Sin darle tiempo a reaccionar, Valerio acortó la distancia entre ellos. Se inclinó hasta que sus labios rozaron la oreja de Erika y murmuró:
—Hagamos de cuenta que el pasado nunca existió. A partir de este momento, yo, Valerio Ramírez, voy a cortejar a Erika con la mejor de las intenciones. De forma oficial, frente a todo el mundo, y no voy a parar hasta que la señorita Milán acepte casarse conmigo de su propia boca.
Erika: «...»
Las palabras la dejaron completamente paralizada.
En las últimas veces que se habían cruzado, habían hablado bastante, pero él nunca había sido tan directo. Solo se limitaba a merodear a su alrededor o a intentar darle excusas.
Pero ahora...
Cuando la voz profunda y magnética desapareció de su oído, Erika sintió un roce cálido y húmedo en la mejilla.
Para cuando su cerebro procesó que Valerio le había robado un beso, él ya estaba caminando hacia la puerta, entrando en su campo de visión.
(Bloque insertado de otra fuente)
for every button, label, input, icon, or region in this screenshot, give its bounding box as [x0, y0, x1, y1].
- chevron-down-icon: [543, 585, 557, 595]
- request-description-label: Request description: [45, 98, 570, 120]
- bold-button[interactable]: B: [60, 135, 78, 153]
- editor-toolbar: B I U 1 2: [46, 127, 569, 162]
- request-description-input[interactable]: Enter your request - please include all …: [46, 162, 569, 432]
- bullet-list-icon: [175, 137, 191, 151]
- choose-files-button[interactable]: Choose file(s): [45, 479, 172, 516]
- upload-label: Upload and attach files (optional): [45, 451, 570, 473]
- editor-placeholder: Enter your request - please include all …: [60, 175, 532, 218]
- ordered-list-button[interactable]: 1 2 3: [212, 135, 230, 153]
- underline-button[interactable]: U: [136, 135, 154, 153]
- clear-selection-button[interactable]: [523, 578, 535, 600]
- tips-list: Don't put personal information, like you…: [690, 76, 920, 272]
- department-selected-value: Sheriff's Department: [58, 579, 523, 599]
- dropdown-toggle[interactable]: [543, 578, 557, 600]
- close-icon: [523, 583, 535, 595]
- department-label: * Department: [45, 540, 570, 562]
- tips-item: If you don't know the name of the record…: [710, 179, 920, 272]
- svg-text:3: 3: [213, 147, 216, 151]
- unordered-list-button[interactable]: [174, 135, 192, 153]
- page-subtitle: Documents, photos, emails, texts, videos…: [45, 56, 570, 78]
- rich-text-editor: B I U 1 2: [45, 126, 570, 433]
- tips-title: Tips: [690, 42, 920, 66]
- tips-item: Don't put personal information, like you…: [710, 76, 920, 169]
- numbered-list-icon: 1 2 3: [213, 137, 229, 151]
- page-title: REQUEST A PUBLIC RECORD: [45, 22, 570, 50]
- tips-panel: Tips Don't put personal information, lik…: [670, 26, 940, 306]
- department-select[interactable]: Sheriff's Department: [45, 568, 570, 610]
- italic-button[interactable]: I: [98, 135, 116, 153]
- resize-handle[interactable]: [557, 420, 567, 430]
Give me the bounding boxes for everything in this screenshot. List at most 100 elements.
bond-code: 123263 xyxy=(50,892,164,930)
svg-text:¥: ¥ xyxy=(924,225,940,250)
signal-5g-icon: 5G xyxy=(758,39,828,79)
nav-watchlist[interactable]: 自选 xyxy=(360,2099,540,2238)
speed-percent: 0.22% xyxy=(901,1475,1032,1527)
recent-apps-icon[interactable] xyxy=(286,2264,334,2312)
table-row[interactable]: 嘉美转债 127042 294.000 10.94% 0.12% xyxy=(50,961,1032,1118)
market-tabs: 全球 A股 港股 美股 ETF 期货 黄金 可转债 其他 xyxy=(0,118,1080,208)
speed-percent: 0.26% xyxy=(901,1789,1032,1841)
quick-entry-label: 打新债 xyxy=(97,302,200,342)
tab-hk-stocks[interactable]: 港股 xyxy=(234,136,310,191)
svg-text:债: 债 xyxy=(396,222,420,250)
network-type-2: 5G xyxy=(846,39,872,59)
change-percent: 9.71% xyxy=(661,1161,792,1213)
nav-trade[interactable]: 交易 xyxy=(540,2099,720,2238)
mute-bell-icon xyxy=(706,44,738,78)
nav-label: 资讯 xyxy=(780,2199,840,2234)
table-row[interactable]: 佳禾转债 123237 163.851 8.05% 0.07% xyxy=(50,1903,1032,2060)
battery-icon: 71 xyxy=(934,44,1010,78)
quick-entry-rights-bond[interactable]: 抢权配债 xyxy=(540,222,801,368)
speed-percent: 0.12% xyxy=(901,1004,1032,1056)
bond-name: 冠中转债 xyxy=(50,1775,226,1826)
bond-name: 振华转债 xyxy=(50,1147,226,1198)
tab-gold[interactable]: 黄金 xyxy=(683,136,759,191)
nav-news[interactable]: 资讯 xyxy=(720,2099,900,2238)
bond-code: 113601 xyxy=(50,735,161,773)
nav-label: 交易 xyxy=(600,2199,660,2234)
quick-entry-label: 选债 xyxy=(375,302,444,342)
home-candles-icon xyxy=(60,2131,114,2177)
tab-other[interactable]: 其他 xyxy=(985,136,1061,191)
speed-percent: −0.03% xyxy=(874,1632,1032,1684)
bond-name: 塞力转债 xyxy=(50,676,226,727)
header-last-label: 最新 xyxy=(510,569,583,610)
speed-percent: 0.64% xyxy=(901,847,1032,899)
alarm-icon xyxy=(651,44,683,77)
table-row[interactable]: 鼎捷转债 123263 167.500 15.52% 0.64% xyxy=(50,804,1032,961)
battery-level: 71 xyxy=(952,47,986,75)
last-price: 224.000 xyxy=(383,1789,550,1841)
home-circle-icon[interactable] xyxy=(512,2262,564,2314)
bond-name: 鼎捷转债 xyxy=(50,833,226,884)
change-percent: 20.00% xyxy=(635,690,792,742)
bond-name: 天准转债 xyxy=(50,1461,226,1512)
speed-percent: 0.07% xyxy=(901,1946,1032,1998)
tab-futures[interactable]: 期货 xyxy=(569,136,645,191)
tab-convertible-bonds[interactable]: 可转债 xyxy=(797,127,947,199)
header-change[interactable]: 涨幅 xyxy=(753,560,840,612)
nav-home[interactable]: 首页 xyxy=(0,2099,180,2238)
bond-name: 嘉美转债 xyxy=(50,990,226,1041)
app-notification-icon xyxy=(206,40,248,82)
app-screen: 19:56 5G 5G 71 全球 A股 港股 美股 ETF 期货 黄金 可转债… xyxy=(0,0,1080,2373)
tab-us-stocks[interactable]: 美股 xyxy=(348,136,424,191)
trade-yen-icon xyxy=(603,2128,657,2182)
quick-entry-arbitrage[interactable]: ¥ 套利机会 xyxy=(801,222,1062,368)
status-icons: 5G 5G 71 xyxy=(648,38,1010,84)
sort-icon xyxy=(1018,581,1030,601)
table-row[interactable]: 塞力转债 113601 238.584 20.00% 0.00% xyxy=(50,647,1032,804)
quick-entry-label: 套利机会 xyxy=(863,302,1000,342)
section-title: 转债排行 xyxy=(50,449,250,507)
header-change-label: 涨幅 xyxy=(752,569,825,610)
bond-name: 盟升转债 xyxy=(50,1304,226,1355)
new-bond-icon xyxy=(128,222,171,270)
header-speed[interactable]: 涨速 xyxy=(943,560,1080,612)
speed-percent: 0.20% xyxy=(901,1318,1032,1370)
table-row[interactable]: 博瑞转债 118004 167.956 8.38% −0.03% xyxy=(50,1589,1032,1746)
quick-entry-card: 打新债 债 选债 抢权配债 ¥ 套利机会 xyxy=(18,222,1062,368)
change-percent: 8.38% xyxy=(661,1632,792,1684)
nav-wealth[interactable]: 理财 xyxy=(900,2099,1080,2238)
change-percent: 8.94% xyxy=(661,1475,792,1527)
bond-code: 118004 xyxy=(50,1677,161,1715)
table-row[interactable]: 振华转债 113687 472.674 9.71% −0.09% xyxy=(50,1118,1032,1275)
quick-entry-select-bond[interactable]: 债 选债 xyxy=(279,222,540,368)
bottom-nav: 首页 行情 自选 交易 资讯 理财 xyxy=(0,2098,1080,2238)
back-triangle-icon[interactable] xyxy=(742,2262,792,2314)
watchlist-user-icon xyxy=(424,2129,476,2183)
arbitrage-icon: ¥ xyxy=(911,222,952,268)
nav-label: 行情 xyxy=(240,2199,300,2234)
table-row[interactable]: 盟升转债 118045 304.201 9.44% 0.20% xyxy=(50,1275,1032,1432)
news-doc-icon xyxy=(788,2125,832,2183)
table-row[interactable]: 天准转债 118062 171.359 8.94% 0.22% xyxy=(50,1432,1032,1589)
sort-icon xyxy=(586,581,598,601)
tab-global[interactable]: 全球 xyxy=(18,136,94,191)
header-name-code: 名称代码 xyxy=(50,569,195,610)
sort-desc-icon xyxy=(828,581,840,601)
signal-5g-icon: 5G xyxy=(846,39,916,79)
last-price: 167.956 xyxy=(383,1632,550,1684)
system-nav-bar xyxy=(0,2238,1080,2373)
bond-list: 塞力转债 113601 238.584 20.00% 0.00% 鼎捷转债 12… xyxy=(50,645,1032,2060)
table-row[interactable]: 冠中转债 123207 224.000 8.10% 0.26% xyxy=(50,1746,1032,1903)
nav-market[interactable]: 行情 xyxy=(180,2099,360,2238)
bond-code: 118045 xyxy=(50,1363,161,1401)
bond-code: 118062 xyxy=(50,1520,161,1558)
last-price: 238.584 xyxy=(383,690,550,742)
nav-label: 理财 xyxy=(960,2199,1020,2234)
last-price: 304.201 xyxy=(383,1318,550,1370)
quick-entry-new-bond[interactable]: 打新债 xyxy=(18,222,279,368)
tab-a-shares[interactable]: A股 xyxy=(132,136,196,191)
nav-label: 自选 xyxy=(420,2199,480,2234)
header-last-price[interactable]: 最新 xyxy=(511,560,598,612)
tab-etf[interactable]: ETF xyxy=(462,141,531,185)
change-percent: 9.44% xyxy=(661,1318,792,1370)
Se detuvo un segundo bajo el marco, giró el rostro a medias y le dijo:
—Vamos a cenar. No hagamos que los invitados esperen demasiado.
Y sin mirar atrás, se fue.
Erika reaccionó de golpe, corrió hacia la entrada y le gritó a todo pulmón:
—¡Llévate tus porquerías de aquí!
Pero mientras las palabras salían de su boca, el auto ya estaba acelerando lejos de su vista.
Erika soltó un suspiro pesado, retrocedió lentamente hacia el interior del local y miró los regalos. El ceño se le frunció por completo.
...
Para cuando Erika llegó al hotel, Amelia ya la estaba esperando ansiosa junto a los ascensores. Apenas la vio, la tomó del brazo y comenzó a jalarla apresuradamente hacia el pasillo de los salones privados.